John J Mellencamp (born October 7, 1951), previously known as Johnny Cougar, John Cougar, and John Cougar Mellencamp, is an American musician, singer-songwriter, painter, and actor. He is known for his catchy, populist brand of heartland rock, which emphasizes traditional instrumentation. Mellencamp rose to fame in the 1980s while "honing an almost startlingly plainspoken writing style that, starting in 1982, yielded a string of Top 10 singles", including "Hurts So Good", "Jack & Diane", "Crumblin' Down", "Pink Houses", "Lonely Ol' Night", "Small Town", "R.O.C.K. in the U.S.A.", "Paper in Fire", and "Cherry Bomb". He has amassed 22 Top 40 hits in the United States. In addition, he holds the record for the most tracks by a solo artist to hit number one on the Hot Mainstream Rock Tracks chart, with seven. Mellencamp has been nominated for 13 Grammy Awards, winning one.
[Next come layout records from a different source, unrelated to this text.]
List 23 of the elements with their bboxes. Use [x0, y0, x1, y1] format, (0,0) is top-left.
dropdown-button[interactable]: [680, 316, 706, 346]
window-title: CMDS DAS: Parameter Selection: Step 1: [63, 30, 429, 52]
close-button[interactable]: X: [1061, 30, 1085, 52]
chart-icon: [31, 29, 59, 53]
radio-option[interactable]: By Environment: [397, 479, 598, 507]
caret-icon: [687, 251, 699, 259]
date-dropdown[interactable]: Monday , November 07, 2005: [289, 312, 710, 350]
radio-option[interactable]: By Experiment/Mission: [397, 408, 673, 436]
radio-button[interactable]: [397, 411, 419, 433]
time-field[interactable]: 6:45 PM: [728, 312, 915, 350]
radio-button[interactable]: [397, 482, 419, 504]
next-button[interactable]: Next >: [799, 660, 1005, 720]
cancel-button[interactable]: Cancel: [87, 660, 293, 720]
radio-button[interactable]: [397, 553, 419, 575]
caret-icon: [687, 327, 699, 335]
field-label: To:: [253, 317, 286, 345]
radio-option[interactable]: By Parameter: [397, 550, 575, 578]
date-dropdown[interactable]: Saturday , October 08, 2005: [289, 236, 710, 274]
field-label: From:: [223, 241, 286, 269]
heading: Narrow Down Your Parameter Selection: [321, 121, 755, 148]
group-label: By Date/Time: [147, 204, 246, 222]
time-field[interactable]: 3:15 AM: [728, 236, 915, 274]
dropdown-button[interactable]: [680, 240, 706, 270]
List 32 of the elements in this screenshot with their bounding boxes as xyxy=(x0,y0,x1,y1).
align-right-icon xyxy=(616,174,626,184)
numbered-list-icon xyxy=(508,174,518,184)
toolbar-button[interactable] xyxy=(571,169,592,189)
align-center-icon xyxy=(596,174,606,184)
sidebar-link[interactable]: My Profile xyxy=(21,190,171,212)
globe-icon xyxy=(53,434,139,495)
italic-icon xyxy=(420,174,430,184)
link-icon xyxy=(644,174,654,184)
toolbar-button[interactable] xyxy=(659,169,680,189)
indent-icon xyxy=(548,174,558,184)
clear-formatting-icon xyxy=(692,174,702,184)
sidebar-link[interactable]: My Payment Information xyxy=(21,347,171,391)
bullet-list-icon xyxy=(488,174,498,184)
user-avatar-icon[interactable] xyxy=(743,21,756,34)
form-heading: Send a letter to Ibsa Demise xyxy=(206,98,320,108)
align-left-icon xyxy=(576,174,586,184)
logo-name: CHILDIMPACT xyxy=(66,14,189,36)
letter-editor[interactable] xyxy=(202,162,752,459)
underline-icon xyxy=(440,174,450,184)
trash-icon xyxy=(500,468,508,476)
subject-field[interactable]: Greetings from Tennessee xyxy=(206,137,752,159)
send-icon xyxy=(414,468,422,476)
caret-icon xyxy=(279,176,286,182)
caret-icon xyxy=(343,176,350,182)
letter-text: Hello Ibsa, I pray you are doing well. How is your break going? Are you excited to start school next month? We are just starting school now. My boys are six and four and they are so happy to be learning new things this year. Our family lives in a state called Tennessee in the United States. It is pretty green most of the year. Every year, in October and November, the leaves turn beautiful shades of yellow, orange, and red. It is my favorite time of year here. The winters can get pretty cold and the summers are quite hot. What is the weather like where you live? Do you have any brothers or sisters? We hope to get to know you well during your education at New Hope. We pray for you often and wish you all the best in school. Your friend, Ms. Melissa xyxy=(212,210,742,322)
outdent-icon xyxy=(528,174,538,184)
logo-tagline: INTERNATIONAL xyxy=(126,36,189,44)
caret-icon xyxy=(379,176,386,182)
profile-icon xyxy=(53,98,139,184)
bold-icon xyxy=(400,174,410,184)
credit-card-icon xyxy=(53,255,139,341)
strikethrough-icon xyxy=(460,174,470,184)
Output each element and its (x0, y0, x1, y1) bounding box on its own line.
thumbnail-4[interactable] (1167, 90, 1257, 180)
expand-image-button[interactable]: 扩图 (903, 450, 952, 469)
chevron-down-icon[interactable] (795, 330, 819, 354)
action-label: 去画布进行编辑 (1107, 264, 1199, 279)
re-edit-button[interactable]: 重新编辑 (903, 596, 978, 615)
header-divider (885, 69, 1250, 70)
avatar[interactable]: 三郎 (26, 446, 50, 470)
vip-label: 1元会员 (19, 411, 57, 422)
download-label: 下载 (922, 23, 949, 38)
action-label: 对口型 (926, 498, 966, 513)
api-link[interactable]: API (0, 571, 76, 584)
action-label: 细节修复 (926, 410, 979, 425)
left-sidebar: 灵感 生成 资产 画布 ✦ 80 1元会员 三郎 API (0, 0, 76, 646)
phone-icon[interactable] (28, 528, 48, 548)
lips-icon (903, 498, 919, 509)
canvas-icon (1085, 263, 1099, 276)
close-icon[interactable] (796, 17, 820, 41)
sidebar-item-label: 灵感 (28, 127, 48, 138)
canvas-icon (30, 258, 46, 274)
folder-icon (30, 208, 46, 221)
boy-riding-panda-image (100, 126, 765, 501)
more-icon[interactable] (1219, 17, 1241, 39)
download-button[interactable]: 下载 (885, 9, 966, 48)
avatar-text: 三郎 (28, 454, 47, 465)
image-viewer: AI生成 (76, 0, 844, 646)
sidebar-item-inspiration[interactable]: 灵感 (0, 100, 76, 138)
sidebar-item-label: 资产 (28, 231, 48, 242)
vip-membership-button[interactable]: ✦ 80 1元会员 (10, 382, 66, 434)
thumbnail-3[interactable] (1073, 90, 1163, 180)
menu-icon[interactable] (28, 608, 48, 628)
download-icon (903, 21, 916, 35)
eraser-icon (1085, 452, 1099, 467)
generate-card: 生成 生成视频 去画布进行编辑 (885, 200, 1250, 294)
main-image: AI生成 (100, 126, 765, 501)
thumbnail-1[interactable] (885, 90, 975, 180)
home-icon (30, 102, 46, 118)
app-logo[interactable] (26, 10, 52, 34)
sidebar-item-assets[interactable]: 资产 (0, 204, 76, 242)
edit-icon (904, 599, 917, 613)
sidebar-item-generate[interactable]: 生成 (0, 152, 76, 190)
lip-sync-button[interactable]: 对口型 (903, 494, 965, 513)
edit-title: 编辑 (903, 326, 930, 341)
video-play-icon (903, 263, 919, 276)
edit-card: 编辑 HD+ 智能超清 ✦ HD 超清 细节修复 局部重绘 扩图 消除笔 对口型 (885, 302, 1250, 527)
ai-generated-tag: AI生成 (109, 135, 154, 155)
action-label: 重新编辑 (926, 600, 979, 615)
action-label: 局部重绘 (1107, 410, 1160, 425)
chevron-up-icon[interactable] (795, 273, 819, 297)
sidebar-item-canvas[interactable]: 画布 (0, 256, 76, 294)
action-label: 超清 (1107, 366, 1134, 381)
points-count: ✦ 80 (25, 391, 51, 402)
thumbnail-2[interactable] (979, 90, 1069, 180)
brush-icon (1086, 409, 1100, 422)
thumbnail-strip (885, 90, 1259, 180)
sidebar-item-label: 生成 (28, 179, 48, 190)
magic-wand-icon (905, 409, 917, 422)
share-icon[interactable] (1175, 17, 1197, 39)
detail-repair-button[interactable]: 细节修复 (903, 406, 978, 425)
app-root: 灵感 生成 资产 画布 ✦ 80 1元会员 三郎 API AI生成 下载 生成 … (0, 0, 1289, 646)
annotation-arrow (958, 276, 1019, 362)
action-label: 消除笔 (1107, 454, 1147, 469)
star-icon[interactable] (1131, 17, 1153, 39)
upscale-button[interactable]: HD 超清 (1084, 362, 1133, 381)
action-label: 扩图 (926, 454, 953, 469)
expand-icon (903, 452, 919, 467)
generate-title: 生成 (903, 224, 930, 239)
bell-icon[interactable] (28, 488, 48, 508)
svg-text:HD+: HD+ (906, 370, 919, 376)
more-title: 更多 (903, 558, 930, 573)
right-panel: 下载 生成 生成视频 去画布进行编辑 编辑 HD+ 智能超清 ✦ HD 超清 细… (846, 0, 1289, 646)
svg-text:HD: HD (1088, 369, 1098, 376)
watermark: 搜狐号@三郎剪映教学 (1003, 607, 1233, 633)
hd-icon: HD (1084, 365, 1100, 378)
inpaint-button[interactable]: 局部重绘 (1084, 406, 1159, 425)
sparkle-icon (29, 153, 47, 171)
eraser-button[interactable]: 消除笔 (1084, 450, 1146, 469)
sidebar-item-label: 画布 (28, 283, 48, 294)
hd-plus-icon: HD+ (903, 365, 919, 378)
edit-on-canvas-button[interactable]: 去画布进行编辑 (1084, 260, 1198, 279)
Mellencamp released his latest album, Sad Clowns & Hillbillies, on April 28, 2017, to widespread critical acclaim.
Mellencamp is also one of the founding members of Farm Aid, an organization that began in 1985 with a concert in Champaign, Illinois, to raise awareness about the loss of family farms and to raise funds to keep farm families on their land. Farm Aid concerts have remained an annual event over the past 32 years, and as of 2017 the organization has raised over $50 million to promote a strong and resilient family farm system of agriculture.
Mellencamp was inducted into the Rock and Roll Hall of Fame on March 10, 2008. His biggest musical influences are Bob Dylan, Woody Guthrie, James Brown and the Rolling Stones. Rolling Stone contributor Anthony DeCurtis said: "Mellencamp has created an important body of work that has earned him both critical regard and an enormous audience. His songs document the joys and struggles of ordinary people seeking to make their way, and he has consistently brought the fresh air of common experience to the typically glamour-addled world of popular music."